Smutny siadałem w szynku nad otwartą księgą dusz ludzkich — w tyle listów je przepisywałem. Za szynkiem wyniosłość i dumę po mieście roznosiłem, czasem spotkałem jakiegoś przyjaciela z lat dziecinnych, zajętego wołaniem karjery, — kopnąłem go nogą, i to był mój koncert.
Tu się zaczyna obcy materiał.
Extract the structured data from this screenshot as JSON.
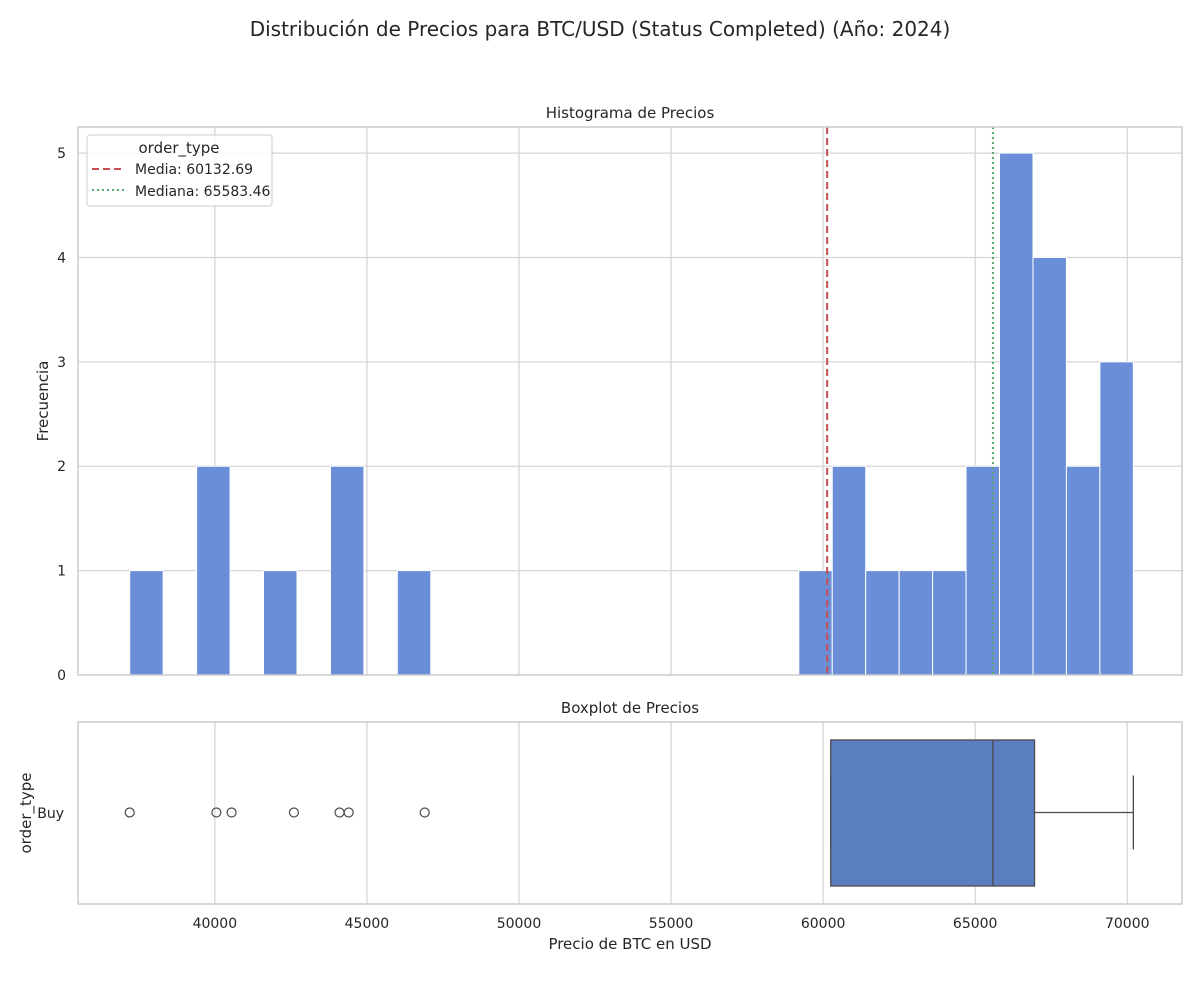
{
  "figure_title": "Distribución de Precios para BTC/USD (Status Completed) (Año: 2024)",
  "chart_data": [
    {
      "type": "histogram",
      "title": "Histograma de Precios",
      "xlabel": "",
      "ylabel": "Frecuencia",
      "xlim": [
        35500,
        71800
      ],
      "ylim": [
        0,
        5.25
      ],
      "yticks": [
        0,
        1,
        2,
        3,
        4,
        5
      ],
      "grid": true,
      "bar_color": "#6a8fd8",
      "bins": [
        {
          "start": 37200,
          "end": 38300,
          "count": 1
        },
        {
          "start": 38300,
          "end": 39400,
          "count": 0
        },
        {
          "start": 39400,
          "end": 40500,
          "count": 2
        },
        {
          "start": 40500,
          "end": 41600,
          "count": 0
        },
        {
          "start": 41600,
          "end": 42700,
          "count": 1
        },
        {
          "start": 42700,
          "end": 43800,
          "count": 0
        },
        {
          "start": 43800,
          "end": 44900,
          "count": 2
        },
        {
          "start": 44900,
          "end": 46000,
          "count": 0
        },
        {
          "start": 46000,
          "end": 47100,
          "count": 1
        },
        {
          "start": 59200,
          "end": 60300,
          "count": 1
        },
        {
          "start": 60300,
          "end": 61400,
          "count": 2
        },
        {
          "start": 61400,
          "end": 62500,
          "count": 1
        },
        {
          "start": 62500,
          "end": 63600,
          "count": 1
        },
        {
          "start": 63600,
          "end": 64700,
          "count": 1
        },
        {
          "start": 64700,
          "end": 65800,
          "count": 2
        },
        {
          "start": 65800,
          "end": 66900,
          "count": 5
        },
        {
          "start": 66900,
          "end": 68000,
          "count": 4
        },
        {
          "start": 68000,
          "end": 69100,
          "count": 2
        },
        {
          "start": 69100,
          "end": 70200,
          "count": 3
        }
      ],
      "reference_lines": [
        {
          "label": "Media: 60132.69",
          "value": 60132.69,
          "color": "#c44e52",
          "style": "dashed"
        },
        {
          "label": "Mediana: 65583.46",
          "value": 65583.46,
          "color": "#55a868",
          "style": "dotted"
        }
      ],
      "legend": {
        "title": "order_type",
        "position": "top-left"
      }
    },
    {
      "type": "boxplot",
      "title": "Boxplot de Precios",
      "xlabel": "Precio de BTC en USD",
      "ylabel": "order_type",
      "category": "Buy",
      "xlim": [
        35500,
        71800
      ],
      "xticks": [
        40000,
        45000,
        50000,
        55000,
        60000,
        65000,
        70000
      ],
      "box_color": "#5a7ec0",
      "whisker_low": 60250,
      "q1": 60250,
      "median": 65583.46,
      "q3": 66950,
      "whisker_high": 70200,
      "outliers": [
        37200,
        40050,
        40550,
        42600,
        44100,
        44400,
        46900
      ]
    }
  ]
}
. | . | . | . | . | . | . | . | . | . | . | . | . | . | . | . | . | . | . | . | . | . | . | . | . | . | . | . | . | . | . | . | . | . | . | . | . | . | . | . | . | . | . | . |
Był dzień ponury, co oczy od ludzkich twarzy odrzuca, jak od starych wyblakłych malowideł, których się nie lubi, a które bolą ciągłą obecnością. Siedziałem w szynku i przez brudne zasępione okna przyglądałem się bezmyślnie życiu, idącemu z pośpiechem obcasów w czarne, zadymione nory szarych trosk.
Nagle ruch niezwykły... Powstało jakieś zbiegowisko... Śmiech zadowolonej ciekawości ulicznej gawiedzi wpadał aż do szynkowni. Podnieśli się ociężali pijacy od stolików, zaczęli wychylać głowy przez drzwi..
— A to jej elegancje ze łba ściąga — śmiał się jeden.
— Prawda, aż piórka lecą z kapelusza — mówił drugi.
— Ha, hal Bronka... — krzyknął radośnie inny. — Znowu się biedactwo z ojczaszkiem spotkała.
Pobiegłem do okna...
Po ulicy, wśród rozśmianego tłumu uciekała blada, pijana przerażeniem Bronka. Za nią gonił dróżnik. Z głowy zdzierał jej kapelusz i szarpiąc go w drobne okruchy, rzucał poza siebie.